La obviedad del simbolismo sigue siendo la clave para entender el fenómeno de Fando y Lis. La exhibición del filme en la Reseña de Acapulco en 1968 causó terrible escándalo local, motivó la suspensión de ese festival anual y demostró que, para los espectadores subdesarrollados, el trastorno aparente de los sentidos era más escandaloso que el oprobio objetivo de la realidad; el escándalo ya no era, como en los buñuelianos1929-1930, una forma de cuestionamiento estético, sino una forma exitosa de promoción dentro de nuestra emergente sociedad de consumo, donde los objetos de escándalo cultural serán los más cotizados; pero el escándalo pasaría como moda, la clase media asimilaría en cinco años la terrible verdad de tener un subconsciente y algunos deseos reprimidos, y la película se estrenaría sin mayor pena ni gloria cuando se olvidó la tormenta.

Pero algo se ganó con el caso de Fando y Lis. El cine mexicano consiguió con cuarenta años de retraso su Sangre de un poeta y su Cocteau tardío pero perseverante. Ni filme happening, ni falso surrealismo, ni underground neoyorkino, ni delirio prefabricado, ni posexpresionismo naif. Despojada tanto de verdadera fuerza renovadora (su papel dentro del cine latinoamericano sería evidenciar ejemplarmente, con su europeizante vanguardismo pigmeo, que Ensensberger tenía razón al suponer que todos los vanguardismos son tan retrógrados como la idea misma de vanguardia artística) como de auténtica fuerza cuestionante, puesto que el nivel simbólico freudiano sólo lanza chispazos decorativos, pero nunca estructura sus imágenes y figuras como un discurso dialéctico. Sin histeria ni superioridades despectivas, Fando y Lis subsiste como un exasperado y melancólico soliloquio sobre la destrucción recíproca de los amantes en busca de una utopía solipsista, con la morigerada belleza que puede darle la irracional sencillez de una fantasía infantil.

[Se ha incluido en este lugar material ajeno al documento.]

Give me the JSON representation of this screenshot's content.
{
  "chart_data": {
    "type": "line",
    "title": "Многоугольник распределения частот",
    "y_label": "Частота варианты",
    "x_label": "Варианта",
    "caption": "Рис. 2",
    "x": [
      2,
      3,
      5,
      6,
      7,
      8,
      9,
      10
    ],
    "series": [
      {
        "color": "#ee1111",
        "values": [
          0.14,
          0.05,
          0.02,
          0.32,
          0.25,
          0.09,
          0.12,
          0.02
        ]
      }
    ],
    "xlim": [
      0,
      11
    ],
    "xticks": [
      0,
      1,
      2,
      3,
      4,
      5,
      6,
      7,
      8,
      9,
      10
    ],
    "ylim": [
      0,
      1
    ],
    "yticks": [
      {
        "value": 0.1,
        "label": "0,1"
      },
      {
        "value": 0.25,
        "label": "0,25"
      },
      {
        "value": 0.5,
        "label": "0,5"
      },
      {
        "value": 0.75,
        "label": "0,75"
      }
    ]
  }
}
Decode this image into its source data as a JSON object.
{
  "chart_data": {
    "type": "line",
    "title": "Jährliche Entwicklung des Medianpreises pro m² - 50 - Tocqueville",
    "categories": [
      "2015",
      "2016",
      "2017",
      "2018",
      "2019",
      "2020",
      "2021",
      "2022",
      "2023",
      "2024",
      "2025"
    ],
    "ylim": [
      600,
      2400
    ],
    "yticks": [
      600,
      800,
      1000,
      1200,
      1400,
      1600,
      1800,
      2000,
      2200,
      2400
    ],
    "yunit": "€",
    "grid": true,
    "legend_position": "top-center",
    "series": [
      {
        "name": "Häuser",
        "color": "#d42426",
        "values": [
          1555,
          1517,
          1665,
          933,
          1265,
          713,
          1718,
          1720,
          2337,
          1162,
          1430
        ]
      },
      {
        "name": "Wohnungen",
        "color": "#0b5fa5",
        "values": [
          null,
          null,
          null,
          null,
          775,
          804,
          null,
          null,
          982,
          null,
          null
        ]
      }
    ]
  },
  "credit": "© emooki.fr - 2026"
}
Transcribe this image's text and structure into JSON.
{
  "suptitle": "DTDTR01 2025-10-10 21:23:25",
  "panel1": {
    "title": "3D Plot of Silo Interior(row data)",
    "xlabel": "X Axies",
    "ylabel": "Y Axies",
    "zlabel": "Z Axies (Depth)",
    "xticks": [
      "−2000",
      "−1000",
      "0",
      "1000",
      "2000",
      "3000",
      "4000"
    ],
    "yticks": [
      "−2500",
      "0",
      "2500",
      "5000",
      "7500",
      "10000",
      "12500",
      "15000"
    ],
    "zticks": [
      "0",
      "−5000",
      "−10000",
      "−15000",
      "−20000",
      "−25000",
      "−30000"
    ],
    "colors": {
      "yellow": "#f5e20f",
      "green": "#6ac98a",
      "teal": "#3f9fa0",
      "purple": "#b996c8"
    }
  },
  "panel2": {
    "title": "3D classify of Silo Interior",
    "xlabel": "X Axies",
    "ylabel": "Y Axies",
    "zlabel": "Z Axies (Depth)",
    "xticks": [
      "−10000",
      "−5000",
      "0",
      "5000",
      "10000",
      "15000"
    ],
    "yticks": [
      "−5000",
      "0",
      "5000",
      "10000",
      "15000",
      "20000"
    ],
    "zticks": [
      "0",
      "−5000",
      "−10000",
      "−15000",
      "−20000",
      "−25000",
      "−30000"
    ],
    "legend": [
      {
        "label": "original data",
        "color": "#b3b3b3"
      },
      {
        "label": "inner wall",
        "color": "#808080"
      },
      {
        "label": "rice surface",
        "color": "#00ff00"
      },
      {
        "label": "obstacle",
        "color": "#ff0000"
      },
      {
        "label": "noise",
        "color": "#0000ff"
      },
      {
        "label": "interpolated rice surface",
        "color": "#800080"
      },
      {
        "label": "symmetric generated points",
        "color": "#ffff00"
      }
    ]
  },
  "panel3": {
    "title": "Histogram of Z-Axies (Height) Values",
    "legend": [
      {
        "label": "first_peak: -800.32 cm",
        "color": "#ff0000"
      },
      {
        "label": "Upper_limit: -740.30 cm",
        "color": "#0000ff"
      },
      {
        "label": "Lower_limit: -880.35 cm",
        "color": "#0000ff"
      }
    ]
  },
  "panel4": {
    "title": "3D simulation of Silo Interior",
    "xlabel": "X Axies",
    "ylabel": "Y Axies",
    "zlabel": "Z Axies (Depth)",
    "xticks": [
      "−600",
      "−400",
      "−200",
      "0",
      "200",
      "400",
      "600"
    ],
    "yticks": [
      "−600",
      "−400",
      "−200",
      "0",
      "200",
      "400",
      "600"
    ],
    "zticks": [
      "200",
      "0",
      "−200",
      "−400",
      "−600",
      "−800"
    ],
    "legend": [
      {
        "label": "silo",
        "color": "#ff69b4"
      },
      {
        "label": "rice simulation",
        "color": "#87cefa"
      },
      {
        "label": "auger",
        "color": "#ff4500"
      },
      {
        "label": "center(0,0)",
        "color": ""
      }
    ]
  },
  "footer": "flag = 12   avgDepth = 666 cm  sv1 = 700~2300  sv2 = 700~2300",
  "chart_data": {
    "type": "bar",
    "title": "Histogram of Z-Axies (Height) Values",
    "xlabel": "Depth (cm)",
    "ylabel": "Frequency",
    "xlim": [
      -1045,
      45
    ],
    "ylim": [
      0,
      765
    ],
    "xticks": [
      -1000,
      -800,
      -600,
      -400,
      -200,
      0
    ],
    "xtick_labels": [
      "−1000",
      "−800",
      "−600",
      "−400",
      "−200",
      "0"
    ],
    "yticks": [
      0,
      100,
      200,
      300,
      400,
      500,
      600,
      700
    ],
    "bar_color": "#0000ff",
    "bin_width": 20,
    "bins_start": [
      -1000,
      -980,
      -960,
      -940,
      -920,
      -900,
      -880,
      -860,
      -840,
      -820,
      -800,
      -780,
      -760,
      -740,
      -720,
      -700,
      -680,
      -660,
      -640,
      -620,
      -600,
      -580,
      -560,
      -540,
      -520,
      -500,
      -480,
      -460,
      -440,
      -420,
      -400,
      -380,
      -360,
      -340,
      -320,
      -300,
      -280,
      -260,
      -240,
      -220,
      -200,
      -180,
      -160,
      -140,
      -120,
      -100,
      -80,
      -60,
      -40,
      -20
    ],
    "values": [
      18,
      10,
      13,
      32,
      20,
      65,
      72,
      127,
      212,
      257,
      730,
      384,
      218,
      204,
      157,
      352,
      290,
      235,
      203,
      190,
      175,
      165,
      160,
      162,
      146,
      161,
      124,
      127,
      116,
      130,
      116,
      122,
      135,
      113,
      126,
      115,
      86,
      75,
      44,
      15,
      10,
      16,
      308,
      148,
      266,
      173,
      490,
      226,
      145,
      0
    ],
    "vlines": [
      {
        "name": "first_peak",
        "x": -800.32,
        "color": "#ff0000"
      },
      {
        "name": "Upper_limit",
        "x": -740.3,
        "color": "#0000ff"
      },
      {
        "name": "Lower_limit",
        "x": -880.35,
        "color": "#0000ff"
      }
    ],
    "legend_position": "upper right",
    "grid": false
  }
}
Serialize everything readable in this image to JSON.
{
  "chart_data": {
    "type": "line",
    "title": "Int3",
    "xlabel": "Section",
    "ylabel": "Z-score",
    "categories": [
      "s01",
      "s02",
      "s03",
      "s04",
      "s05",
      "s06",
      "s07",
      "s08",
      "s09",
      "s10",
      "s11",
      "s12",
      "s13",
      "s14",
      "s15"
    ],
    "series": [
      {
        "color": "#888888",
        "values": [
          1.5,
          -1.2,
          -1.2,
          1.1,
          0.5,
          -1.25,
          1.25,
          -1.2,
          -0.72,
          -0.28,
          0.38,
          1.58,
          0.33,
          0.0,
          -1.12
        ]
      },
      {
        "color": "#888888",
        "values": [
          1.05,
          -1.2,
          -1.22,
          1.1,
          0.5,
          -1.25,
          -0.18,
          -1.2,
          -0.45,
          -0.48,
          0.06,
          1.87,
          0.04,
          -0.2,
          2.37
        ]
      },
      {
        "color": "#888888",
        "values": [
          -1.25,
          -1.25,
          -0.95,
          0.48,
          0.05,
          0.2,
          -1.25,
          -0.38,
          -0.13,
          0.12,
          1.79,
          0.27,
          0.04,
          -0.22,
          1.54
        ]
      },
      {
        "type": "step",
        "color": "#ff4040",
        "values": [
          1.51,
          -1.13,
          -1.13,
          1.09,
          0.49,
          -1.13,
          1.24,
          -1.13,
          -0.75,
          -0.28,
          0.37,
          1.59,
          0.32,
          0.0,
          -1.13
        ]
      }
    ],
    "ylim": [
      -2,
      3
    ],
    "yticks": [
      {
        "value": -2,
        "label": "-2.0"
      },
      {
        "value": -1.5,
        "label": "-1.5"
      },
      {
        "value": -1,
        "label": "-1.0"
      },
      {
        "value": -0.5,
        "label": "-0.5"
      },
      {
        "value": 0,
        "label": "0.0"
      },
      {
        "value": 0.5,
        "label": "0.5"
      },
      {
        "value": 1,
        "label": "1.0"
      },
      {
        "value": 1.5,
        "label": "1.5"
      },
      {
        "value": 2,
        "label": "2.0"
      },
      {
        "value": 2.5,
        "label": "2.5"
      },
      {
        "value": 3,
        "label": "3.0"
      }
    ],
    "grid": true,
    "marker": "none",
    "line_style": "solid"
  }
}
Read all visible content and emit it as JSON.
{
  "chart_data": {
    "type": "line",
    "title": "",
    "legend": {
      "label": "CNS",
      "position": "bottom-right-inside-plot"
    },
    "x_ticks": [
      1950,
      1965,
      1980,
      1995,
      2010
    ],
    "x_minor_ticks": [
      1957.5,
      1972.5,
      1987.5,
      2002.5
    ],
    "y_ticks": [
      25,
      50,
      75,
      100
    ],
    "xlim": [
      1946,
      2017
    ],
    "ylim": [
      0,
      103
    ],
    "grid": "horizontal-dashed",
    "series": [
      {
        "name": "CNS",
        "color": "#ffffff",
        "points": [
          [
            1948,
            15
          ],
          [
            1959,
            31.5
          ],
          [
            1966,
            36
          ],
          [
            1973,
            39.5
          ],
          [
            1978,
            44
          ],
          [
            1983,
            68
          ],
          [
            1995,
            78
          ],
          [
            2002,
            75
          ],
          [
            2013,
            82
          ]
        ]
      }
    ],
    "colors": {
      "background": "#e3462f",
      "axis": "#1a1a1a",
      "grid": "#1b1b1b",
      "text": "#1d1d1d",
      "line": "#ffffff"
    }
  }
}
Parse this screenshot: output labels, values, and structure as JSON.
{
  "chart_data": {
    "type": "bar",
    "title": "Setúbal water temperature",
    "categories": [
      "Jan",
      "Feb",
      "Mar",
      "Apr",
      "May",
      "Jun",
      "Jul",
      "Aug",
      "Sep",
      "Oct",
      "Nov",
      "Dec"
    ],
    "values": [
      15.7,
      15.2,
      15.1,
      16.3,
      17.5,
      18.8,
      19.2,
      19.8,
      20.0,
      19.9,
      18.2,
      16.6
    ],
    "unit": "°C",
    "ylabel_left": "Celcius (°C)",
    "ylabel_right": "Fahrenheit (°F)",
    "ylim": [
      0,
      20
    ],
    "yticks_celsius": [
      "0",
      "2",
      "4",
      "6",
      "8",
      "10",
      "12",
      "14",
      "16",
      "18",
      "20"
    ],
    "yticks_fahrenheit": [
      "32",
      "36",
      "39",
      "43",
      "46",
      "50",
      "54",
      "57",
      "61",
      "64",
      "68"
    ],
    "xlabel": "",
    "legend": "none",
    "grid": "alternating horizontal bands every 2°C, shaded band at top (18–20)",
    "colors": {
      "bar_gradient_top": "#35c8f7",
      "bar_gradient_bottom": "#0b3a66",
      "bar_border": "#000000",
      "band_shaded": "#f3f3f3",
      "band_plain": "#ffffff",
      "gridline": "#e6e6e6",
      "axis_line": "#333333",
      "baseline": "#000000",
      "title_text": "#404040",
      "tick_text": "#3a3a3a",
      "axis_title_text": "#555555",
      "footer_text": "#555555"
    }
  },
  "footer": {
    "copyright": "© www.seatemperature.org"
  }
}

Y serán precisamente la exageración de esta fantasía infantil, hasta llevarla al reino del cretinismo, y la ausencia de aquel factor constitutivo amoroso, derivado aunque fuera de forma evanescente de la pieza de Arrabal, los elementos que harán fracasar sin remedio, desde sus proposiciones mismas, a El Topo (1970), segundo largometraje de Jodorowsky, ahora en colores y con millonario presupuesto semiindependiente. Millonario y semiindependiente porque no dependerá para su financiamiento del Banco Central Cinematográfico, sino que pasará por encima de él y de sus mezquinas normas, logrando depender para bien y para mal, directamente, de los capitales de Wall Street de los que en última instancia depende nuestra economía industrial cinematográfica.